O sonho do bandejão não pode virar pesadelo

Por Alex Souza

Dos 20 anos de UENF, acompanhei pelo menos 8 deles, quase não me recordo as vezes que comi no antigo bandejão, que funcionava no térreo do CCH. Lembro que em 1996 o bandejão era subsidiado pela FENORTE, existindo faixas de preços diferenciados. Lembro que comprávamos na xerox do CCH, primeiro pavimento e guichê especial.

Havia fichas de cores diferentes, uma para estudantes com preço de R$ 1 e alguma coisa, outra para funcionários e professores e outra para visitantes, como é comum ver em outras instituições públicas de ensino superior espalhadas pelo Brasil.

Pela comodidade e o bom preço, o bandejão vivia lotado, principalmente pelos alunos, lembro que de início nem cozinhávamos nas repúblicas, porém, a qualidade que já não era lá essas coisas caiu drasticamente. Até pedra no feijão começou a aparecer. Carne era artigo de luxo, isso quando era possível comer, de tão dura e queimada… Enfim, deixei de frequentar, assim como todos que conhecia, as piadas eram as mais variadas para quem continuava comendo lá, até que fechou. Anos depois reabriu no mesmo lugar, e desta vez terceirizada, com comida de certa qualidade, porém preços nada convidativos. Nessa fase, raramente comi no bandejão, e das vezes que ia, via mais professor do que aluno, e dos alunos somente aqueles que faziam Pós e recebiam bolsa maiores que as nossas.

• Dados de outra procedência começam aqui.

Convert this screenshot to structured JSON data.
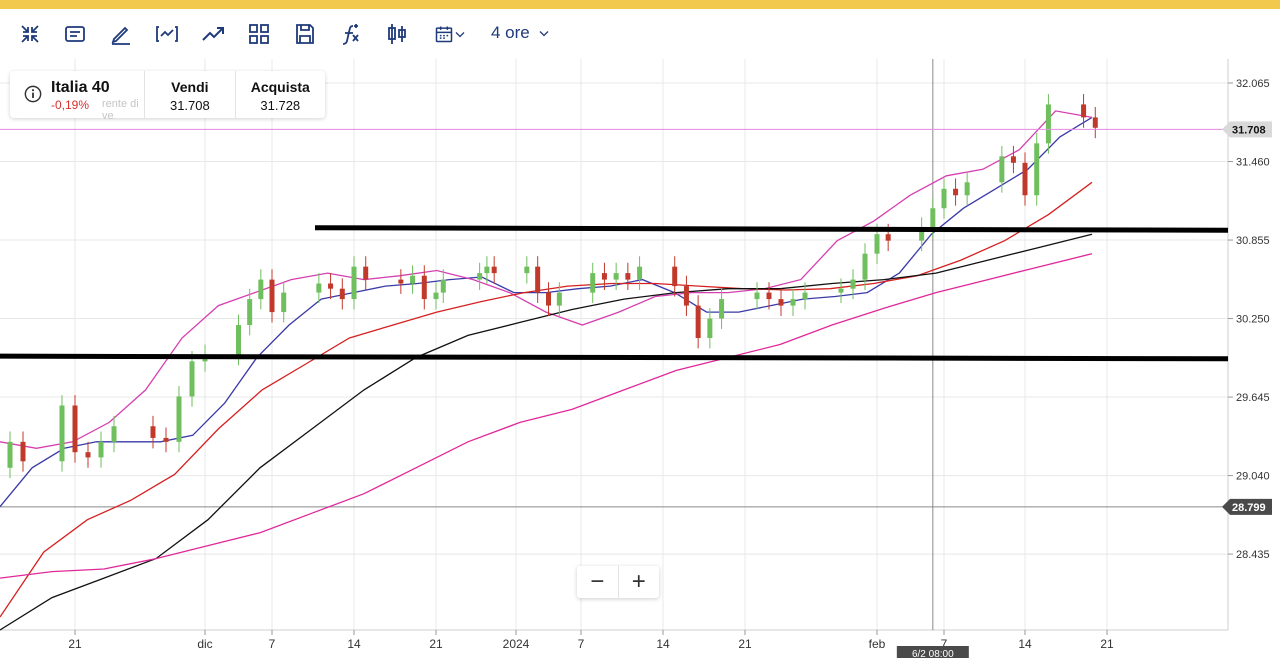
{
  "toolbar": {
    "icons": [
      "collapse-icon",
      "text-icon",
      "pencil-icon",
      "indicator-icon",
      "trend-icon",
      "layout-icon",
      "save-icon",
      "function-icon",
      "candle-type-icon",
      "calendar-icon"
    ],
    "period_label": "4 ore"
  },
  "instrument": {
    "name": "Italia 40",
    "change": "-0,19%",
    "ghost_text": "rente di ve",
    "sell_label": "Vendi",
    "sell_value": "31.708",
    "buy_label": "Acquista",
    "buy_value": "31.728"
  },
  "zoom": {
    "minus": "−",
    "plus": "+"
  },
  "colors": {
    "accent": "#1f3a7a",
    "bar": "#f2c94c",
    "up": "#6fbf5e",
    "down": "#c0392b",
    "ma_blue": "#3a3aa8",
    "ma_magenta_fast": "#d63fb0",
    "ma_red": "#d62020",
    "ma_black": "#111111",
    "ma_magenta_slow": "#e0289a",
    "price_line": "#e58ae0"
  },
  "chart_data": {
    "type": "line",
    "title": "",
    "xlabel": "",
    "ylabel": "",
    "ylim": [
      27.85,
      32.25
    ],
    "y_ticks": [
      "32.065",
      "31.460",
      "30.855",
      "30.250",
      "29.645",
      "29.040",
      "28.435"
    ],
    "x_ticks": [
      "21",
      "dic",
      "7",
      "14",
      "21",
      "2024",
      "7",
      "14",
      "21",
      "feb",
      "7",
      "14",
      "21"
    ],
    "price_tags": [
      {
        "value": "31.708",
        "style": "current"
      },
      {
        "value": "28.799",
        "style": "crosshair"
      }
    ],
    "crosshair_date": "6/2 08:00",
    "horizontal_lines": [
      {
        "y_start": 30.95,
        "y_end": 30.93
      },
      {
        "y_start": 29.96,
        "y_end": 29.94
      }
    ],
    "price_series": [
      [
        "2023-11-15",
        29.1
      ],
      [
        "2023-11-16",
        29.3
      ],
      [
        "2023-11-17",
        29.15
      ],
      [
        "2023-11-20",
        29.58
      ],
      [
        "2023-11-21",
        29.22
      ],
      [
        "2023-11-22",
        29.18
      ],
      [
        "2023-11-23",
        29.3
      ],
      [
        "2023-11-24",
        29.42
      ],
      [
        "2023-11-27",
        29.33
      ],
      [
        "2023-11-28",
        29.3
      ],
      [
        "2023-11-29",
        29.65
      ],
      [
        "2023-11-30",
        29.92
      ],
      [
        "2023-12-01",
        29.97
      ],
      [
        "2023-12-04",
        30.2
      ],
      [
        "2023-12-05",
        30.4
      ],
      [
        "2023-12-06",
        30.55
      ],
      [
        "2023-12-07",
        30.3
      ],
      [
        "2023-12-08",
        30.45
      ],
      [
        "2023-12-11",
        30.52
      ],
      [
        "2023-12-12",
        30.48
      ],
      [
        "2023-12-13",
        30.4
      ],
      [
        "2023-12-14",
        30.65
      ],
      [
        "2023-12-15",
        30.55
      ],
      [
        "2023-12-18",
        30.52
      ],
      [
        "2023-12-19",
        30.58
      ],
      [
        "2023-12-20",
        30.4
      ],
      [
        "2023-12-21",
        30.45
      ],
      [
        "2023-12-22",
        30.55
      ],
      [
        "2023-12-27",
        30.6
      ],
      [
        "2023-12-28",
        30.65
      ],
      [
        "2023-12-29",
        30.6
      ],
      [
        "2024-01-02",
        30.65
      ],
      [
        "2024-01-03",
        30.45
      ],
      [
        "2024-01-04",
        30.35
      ],
      [
        "2024-01-05",
        30.45
      ],
      [
        "2024-01-08",
        30.6
      ],
      [
        "2024-01-09",
        30.55
      ],
      [
        "2024-01-10",
        30.6
      ],
      [
        "2024-01-11",
        30.55
      ],
      [
        "2024-01-12",
        30.65
      ],
      [
        "2024-01-15",
        30.5
      ],
      [
        "2024-01-16",
        30.35
      ],
      [
        "2024-01-17",
        30.1
      ],
      [
        "2024-01-18",
        30.25
      ],
      [
        "2024-01-19",
        30.4
      ],
      [
        "2024-01-22",
        30.45
      ],
      [
        "2024-01-23",
        30.4
      ],
      [
        "2024-01-24",
        30.35
      ],
      [
        "2024-01-25",
        30.4
      ],
      [
        "2024-01-26",
        30.45
      ],
      [
        "2024-01-29",
        30.48
      ],
      [
        "2024-01-30",
        30.55
      ],
      [
        "2024-01-31",
        30.75
      ],
      [
        "2024-02-01",
        30.9
      ],
      [
        "2024-02-02",
        30.85
      ],
      [
        "2024-02-05",
        30.95
      ],
      [
        "2024-02-06",
        31.1
      ],
      [
        "2024-02-07",
        31.25
      ],
      [
        "2024-02-08",
        31.2
      ],
      [
        "2024-02-09",
        31.3
      ],
      [
        "2024-02-12",
        31.5
      ],
      [
        "2024-02-13",
        31.45
      ],
      [
        "2024-02-14",
        31.2
      ],
      [
        "2024-02-15",
        31.6
      ],
      [
        "2024-02-16",
        31.9
      ],
      [
        "2024-02-19",
        31.8
      ],
      [
        "2024-02-20",
        31.72
      ]
    ],
    "series": [
      {
        "color": "#3a3aa8",
        "values": [
          28.8,
          29.1,
          29.25,
          29.3,
          29.3,
          29.3,
          29.35,
          29.6,
          29.95,
          30.2,
          30.4,
          30.45,
          30.5,
          30.52,
          30.55,
          30.57,
          30.45,
          30.45,
          30.48,
          30.5,
          30.55,
          30.45,
          30.3,
          30.3,
          30.35,
          30.4,
          30.42,
          30.45,
          30.6,
          30.9,
          31.1,
          31.25,
          31.4,
          31.65,
          31.8
        ]
      },
      {
        "color": "#d63fb0",
        "values": [
          29.3,
          29.25,
          29.3,
          29.45,
          29.7,
          30.1,
          30.35,
          30.45,
          30.55,
          30.6,
          30.55,
          30.58,
          30.62,
          30.55,
          30.45,
          30.3,
          30.2,
          30.3,
          30.42,
          30.45,
          30.45,
          30.48,
          30.55,
          30.85,
          31.0,
          31.2,
          31.35,
          31.4,
          31.55,
          31.85,
          31.8
        ]
      },
      {
        "color": "#d62020",
        "values": [
          27.95,
          28.45,
          28.7,
          28.85,
          29.05,
          29.4,
          29.7,
          29.9,
          30.1,
          30.2,
          30.3,
          30.38,
          30.45,
          30.5,
          30.52,
          30.52,
          30.5,
          30.48,
          30.47,
          30.48,
          30.52,
          30.58,
          30.7,
          30.85,
          31.05,
          31.3
        ]
      },
      {
        "color": "#111111",
        "values": [
          27.85,
          28.1,
          28.25,
          28.4,
          28.7,
          29.1,
          29.4,
          29.7,
          29.95,
          30.12,
          30.22,
          30.32,
          30.4,
          30.45,
          30.48,
          30.48,
          30.52,
          30.55,
          30.6,
          30.7,
          30.8,
          30.9
        ]
      },
      {
        "color": "#e0289a",
        "values": [
          28.25,
          28.3,
          28.32,
          28.4,
          28.5,
          28.6,
          28.75,
          28.9,
          29.1,
          29.3,
          29.45,
          29.55,
          29.7,
          29.85,
          29.95,
          30.05,
          30.2,
          30.33,
          30.45,
          30.55,
          30.65,
          30.75
        ]
      }
    ]
  }
}
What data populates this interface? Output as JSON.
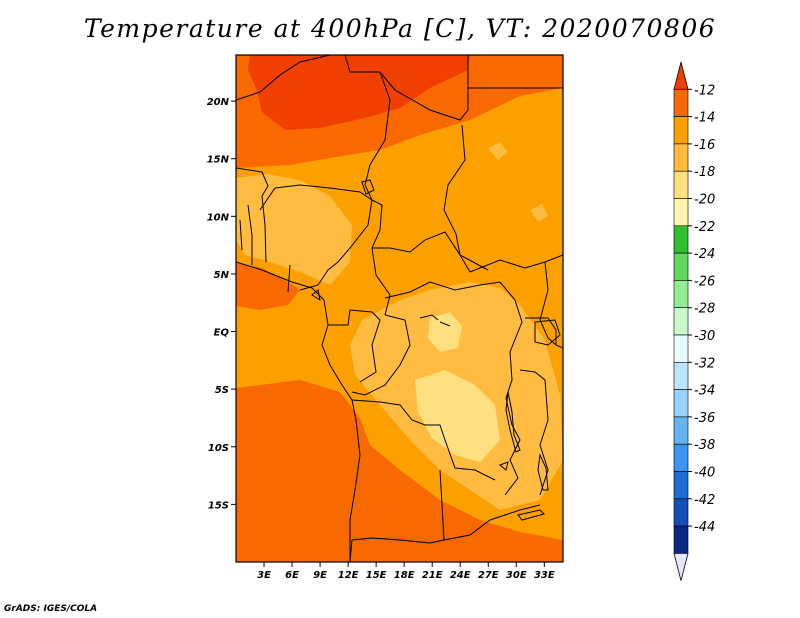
{
  "title": "Temperature at 400hPa [C], VT: 2020070806",
  "credit": "GrADS: IGES/COLA",
  "map": {
    "variable": "Temperature",
    "level": "400hPa",
    "units": "C",
    "valid_time": "2020070806",
    "lon_range": [
      0,
      35
    ],
    "lat_range": [
      -20,
      24
    ],
    "x_ticks": [
      {
        "value": 3,
        "label": "3E"
      },
      {
        "value": 6,
        "label": "6E"
      },
      {
        "value": 9,
        "label": "9E"
      },
      {
        "value": 12,
        "label": "12E"
      },
      {
        "value": 15,
        "label": "15E"
      },
      {
        "value": 18,
        "label": "18E"
      },
      {
        "value": 21,
        "label": "21E"
      },
      {
        "value": 24,
        "label": "24E"
      },
      {
        "value": 27,
        "label": "27E"
      },
      {
        "value": 30,
        "label": "30E"
      },
      {
        "value": 33,
        "label": "33E"
      }
    ],
    "y_ticks": [
      {
        "value": 20,
        "label": "20N"
      },
      {
        "value": 15,
        "label": "15N"
      },
      {
        "value": 10,
        "label": "10N"
      },
      {
        "value": 5,
        "label": "5N"
      },
      {
        "value": 0,
        "label": "EQ"
      },
      {
        "value": -5,
        "label": "5S"
      },
      {
        "value": -10,
        "label": "10S"
      },
      {
        "value": -15,
        "label": "15S"
      }
    ]
  },
  "colorbar": {
    "labels": [
      "-12",
      "-14",
      "-16",
      "-18",
      "-20",
      "-22",
      "-24",
      "-26",
      "-28",
      "-30",
      "-32",
      "-34",
      "-36",
      "-38",
      "-40",
      "-42",
      "-44"
    ],
    "colors": [
      "#f04000",
      "#f86a00",
      "#fca000",
      "#ffbc40",
      "#ffe080",
      "#fff8b0",
      "#30c030",
      "#60d860",
      "#90ee90",
      "#c8fac8",
      "#e8fcff",
      "#bce4fa",
      "#96d2fa",
      "#64b4f0",
      "#3c96f0",
      "#1e6ed2",
      "#1450b4",
      "#0a2882",
      "#e6e6fa"
    ]
  },
  "regions": {
    "background_color": "#fca000",
    "patches": [
      {
        "name": "warm-north",
        "color": "#f86a00"
      },
      {
        "name": "warmest-north",
        "color": "#f04000"
      },
      {
        "name": "warm-northeast",
        "color": "#f86a00"
      },
      {
        "name": "warm-south",
        "color": "#f86a00"
      },
      {
        "name": "warm-west",
        "color": "#f86a00"
      },
      {
        "name": "cool-west-africa",
        "color": "#ffbc40"
      },
      {
        "name": "cool-central-africa",
        "color": "#ffbc40"
      },
      {
        "name": "coolest-central",
        "color": "#ffe080"
      },
      {
        "name": "coolest-east",
        "color": "#ffe080"
      },
      {
        "name": "cool-north-pockets",
        "color": "#ffbc40"
      }
    ]
  }
}
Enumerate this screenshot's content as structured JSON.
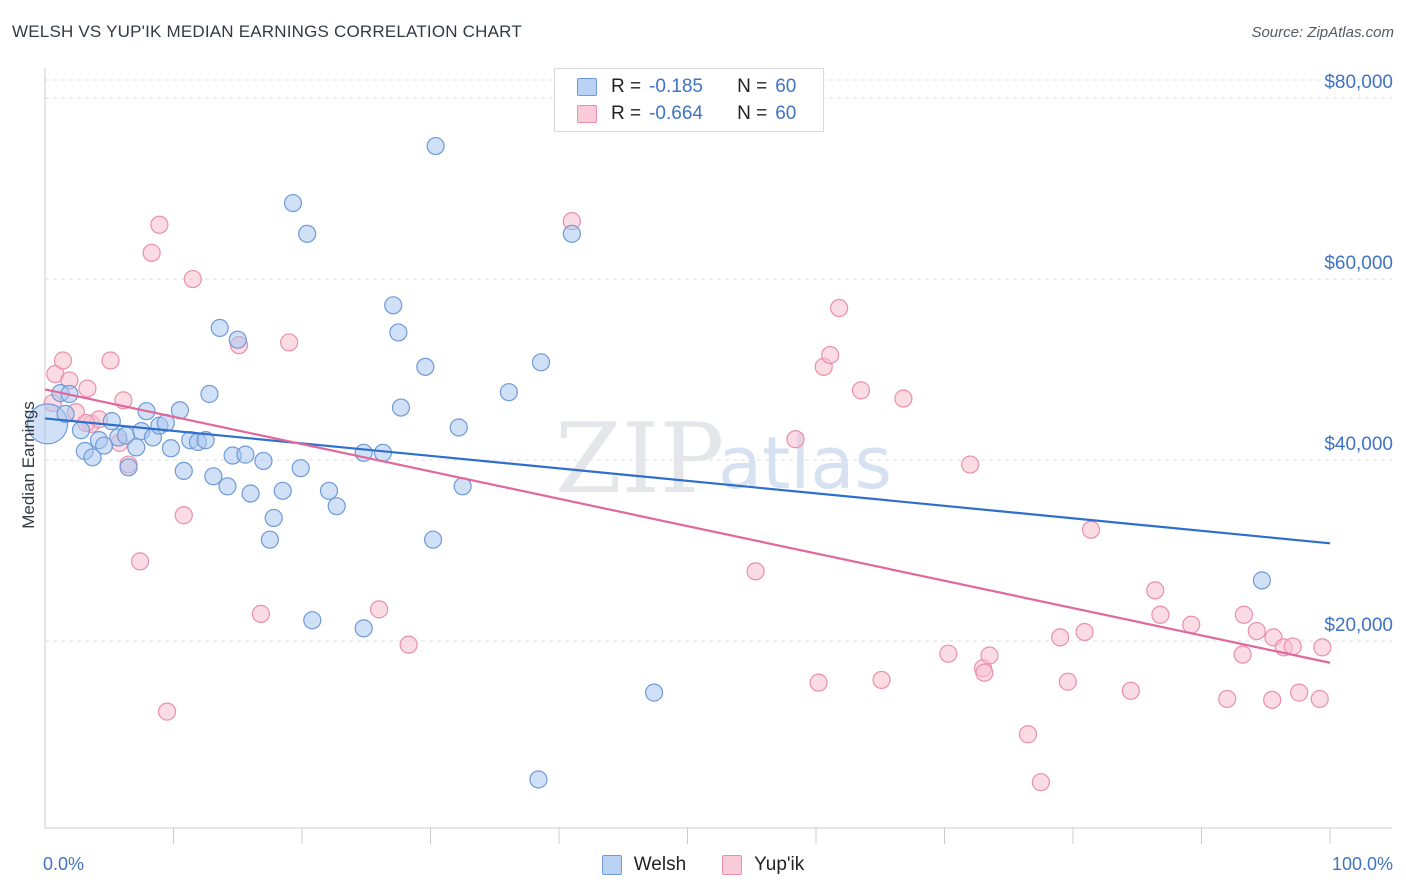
{
  "header": {
    "title": "WELSH VS YUP'IK MEDIAN EARNINGS CORRELATION CHART",
    "source": "Source: ZipAtlas.com"
  },
  "legend": {
    "rows": [
      {
        "r_label": "R =",
        "r_value": "-0.185",
        "n_label": "N =",
        "n_value": "60"
      },
      {
        "r_label": "R =",
        "r_value": "-0.664",
        "n_label": "N =",
        "n_value": "60"
      }
    ]
  },
  "watermark": {
    "zip": "ZIP",
    "atlas": "atlas"
  },
  "colors": {
    "welsh_fill": "#a9c7ef",
    "welsh_stroke": "#6f9ad8",
    "welsh_line": "#2f6fcc",
    "yupik_fill": "#f7bfd0",
    "yupik_stroke": "#ea8fab",
    "yupik_line": "#e0689a",
    "tick_text": "#3f73c4",
    "grid": "#dcdfe4"
  },
  "chart_data": {
    "type": "scatter",
    "title": "WELSH VS YUP'IK MEDIAN EARNINGS CORRELATION CHART",
    "xlabel": "",
    "ylabel": "Median Earnings",
    "xlim": [
      0,
      100
    ],
    "ylim": [
      0,
      82000
    ],
    "x_tick_labels": [
      "0.0%",
      "100.0%"
    ],
    "y_ticks": [
      {
        "value": 20000,
        "label": "$20,000"
      },
      {
        "value": 40000,
        "label": "$40,000"
      },
      {
        "value": 60000,
        "label": "$60,000"
      },
      {
        "value": 80000,
        "label": "$80,000"
      }
    ],
    "grid": true,
    "legend_position": "top-center",
    "series": [
      {
        "name": "Welsh",
        "color": "#a9c7ef",
        "trend": {
          "x": [
            0,
            100
          ],
          "y": [
            44600,
            30800
          ]
        },
        "points": [
          {
            "x": 0.2,
            "y": 44000,
            "big": true
          },
          {
            "x": 1.2,
            "y": 47400
          },
          {
            "x": 1.6,
            "y": 45100
          },
          {
            "x": 2.8,
            "y": 43300
          },
          {
            "x": 3.1,
            "y": 41000
          },
          {
            "x": 3.7,
            "y": 40300
          },
          {
            "x": 4.2,
            "y": 42200
          },
          {
            "x": 4.6,
            "y": 41600
          },
          {
            "x": 5.2,
            "y": 44300
          },
          {
            "x": 5.7,
            "y": 42500
          },
          {
            "x": 6.3,
            "y": 42700
          },
          {
            "x": 6.5,
            "y": 39200
          },
          {
            "x": 7.1,
            "y": 41400
          },
          {
            "x": 7.5,
            "y": 43200
          },
          {
            "x": 7.9,
            "y": 45400
          },
          {
            "x": 8.4,
            "y": 42500
          },
          {
            "x": 8.9,
            "y": 43800
          },
          {
            "x": 9.4,
            "y": 44100
          },
          {
            "x": 9.8,
            "y": 41300
          },
          {
            "x": 10.5,
            "y": 45500
          },
          {
            "x": 10.8,
            "y": 38800
          },
          {
            "x": 11.3,
            "y": 42200
          },
          {
            "x": 11.9,
            "y": 42000
          },
          {
            "x": 12.5,
            "y": 42200
          },
          {
            "x": 12.8,
            "y": 47300
          },
          {
            "x": 13.1,
            "y": 38200
          },
          {
            "x": 13.6,
            "y": 54600
          },
          {
            "x": 14.2,
            "y": 37100
          },
          {
            "x": 14.6,
            "y": 40500
          },
          {
            "x": 15.0,
            "y": 53300
          },
          {
            "x": 15.6,
            "y": 40600
          },
          {
            "x": 16.0,
            "y": 36300
          },
          {
            "x": 17.0,
            "y": 39900
          },
          {
            "x": 17.5,
            "y": 31200
          },
          {
            "x": 17.8,
            "y": 33600
          },
          {
            "x": 18.5,
            "y": 36600
          },
          {
            "x": 19.3,
            "y": 68400
          },
          {
            "x": 19.9,
            "y": 39100
          },
          {
            "x": 20.4,
            "y": 65000
          },
          {
            "x": 20.8,
            "y": 22300
          },
          {
            "x": 22.1,
            "y": 36600
          },
          {
            "x": 22.7,
            "y": 34900
          },
          {
            "x": 24.8,
            "y": 40800
          },
          {
            "x": 24.8,
            "y": 21400
          },
          {
            "x": 27.1,
            "y": 57100
          },
          {
            "x": 27.5,
            "y": 54100
          },
          {
            "x": 27.7,
            "y": 45800
          },
          {
            "x": 29.6,
            "y": 50300
          },
          {
            "x": 30.2,
            "y": 31200
          },
          {
            "x": 30.4,
            "y": 74700
          },
          {
            "x": 32.2,
            "y": 43600
          },
          {
            "x": 32.5,
            "y": 37100
          },
          {
            "x": 36.1,
            "y": 47500
          },
          {
            "x": 38.6,
            "y": 50800
          },
          {
            "x": 38.4,
            "y": 4700
          },
          {
            "x": 41.0,
            "y": 65000
          },
          {
            "x": 47.4,
            "y": 14300
          },
          {
            "x": 94.7,
            "y": 26700
          },
          {
            "x": 1.9,
            "y": 47300
          },
          {
            "x": 26.3,
            "y": 40800
          }
        ]
      },
      {
        "name": "Yup'ik",
        "color": "#f7bfd0",
        "trend": {
          "x": [
            0,
            100
          ],
          "y": [
            47800,
            17600
          ]
        },
        "points": [
          {
            "x": 0.6,
            "y": 46300
          },
          {
            "x": 0.8,
            "y": 49500
          },
          {
            "x": 1.4,
            "y": 51000
          },
          {
            "x": 1.9,
            "y": 48800
          },
          {
            "x": 2.4,
            "y": 45300
          },
          {
            "x": 3.3,
            "y": 47900
          },
          {
            "x": 3.6,
            "y": 44000
          },
          {
            "x": 4.2,
            "y": 44500
          },
          {
            "x": 5.1,
            "y": 51000
          },
          {
            "x": 5.8,
            "y": 41900
          },
          {
            "x": 6.1,
            "y": 46600
          },
          {
            "x": 6.5,
            "y": 39500
          },
          {
            "x": 7.4,
            "y": 28800
          },
          {
            "x": 8.3,
            "y": 62900
          },
          {
            "x": 8.9,
            "y": 66000
          },
          {
            "x": 9.5,
            "y": 12200
          },
          {
            "x": 10.8,
            "y": 33900
          },
          {
            "x": 11.5,
            "y": 60000
          },
          {
            "x": 15.1,
            "y": 52700
          },
          {
            "x": 16.8,
            "y": 23000
          },
          {
            "x": 19.0,
            "y": 53000
          },
          {
            "x": 26.0,
            "y": 23500
          },
          {
            "x": 28.3,
            "y": 19600
          },
          {
            "x": 41.0,
            "y": 66400
          },
          {
            "x": 55.3,
            "y": 27700
          },
          {
            "x": 58.4,
            "y": 42300
          },
          {
            "x": 60.2,
            "y": 15400
          },
          {
            "x": 60.6,
            "y": 50300
          },
          {
            "x": 61.1,
            "y": 51600
          },
          {
            "x": 61.8,
            "y": 56800
          },
          {
            "x": 63.5,
            "y": 47700
          },
          {
            "x": 65.1,
            "y": 15700
          },
          {
            "x": 66.8,
            "y": 46800
          },
          {
            "x": 70.3,
            "y": 18600
          },
          {
            "x": 72.0,
            "y": 39500
          },
          {
            "x": 73.0,
            "y": 17000
          },
          {
            "x": 73.1,
            "y": 16500
          },
          {
            "x": 73.5,
            "y": 18400
          },
          {
            "x": 76.5,
            "y": 9700
          },
          {
            "x": 77.5,
            "y": 4400
          },
          {
            "x": 79.0,
            "y": 20400
          },
          {
            "x": 79.6,
            "y": 15500
          },
          {
            "x": 80.9,
            "y": 21000
          },
          {
            "x": 81.4,
            "y": 32300
          },
          {
            "x": 84.5,
            "y": 14500
          },
          {
            "x": 86.4,
            "y": 25600
          },
          {
            "x": 86.8,
            "y": 22900
          },
          {
            "x": 89.2,
            "y": 21800
          },
          {
            "x": 92.0,
            "y": 13600
          },
          {
            "x": 93.3,
            "y": 22900
          },
          {
            "x": 93.2,
            "y": 18500
          },
          {
            "x": 94.3,
            "y": 21100
          },
          {
            "x": 95.5,
            "y": 13500
          },
          {
            "x": 95.6,
            "y": 20400
          },
          {
            "x": 96.4,
            "y": 19300
          },
          {
            "x": 97.1,
            "y": 19400
          },
          {
            "x": 97.6,
            "y": 14300
          },
          {
            "x": 99.2,
            "y": 13600
          },
          {
            "x": 99.4,
            "y": 19300
          },
          {
            "x": 3.2,
            "y": 44100
          }
        ]
      }
    ]
  }
}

Sai da UENF sem ver o sonho de um bandejão público e de qualidade, reivindicação de todos os alunos e meta primeira das administrações que passaram pelo DCE.

Hoje fico sabendo pelo artigo do Dr. Marcos Pedlowski que a coisa andou muito, e que belo prédio!!! Mas fiquei triste em saber que a coisa não andou tão bem como nos sonhos. E pior, pode virar um tremendo pesadelo!! Um sepulcro belo, caiado e ornamentado, porém recheado de desgovernos, superfaturamentos e falta de planejamento. Será que o angu azedou ou foi pedra no feijão?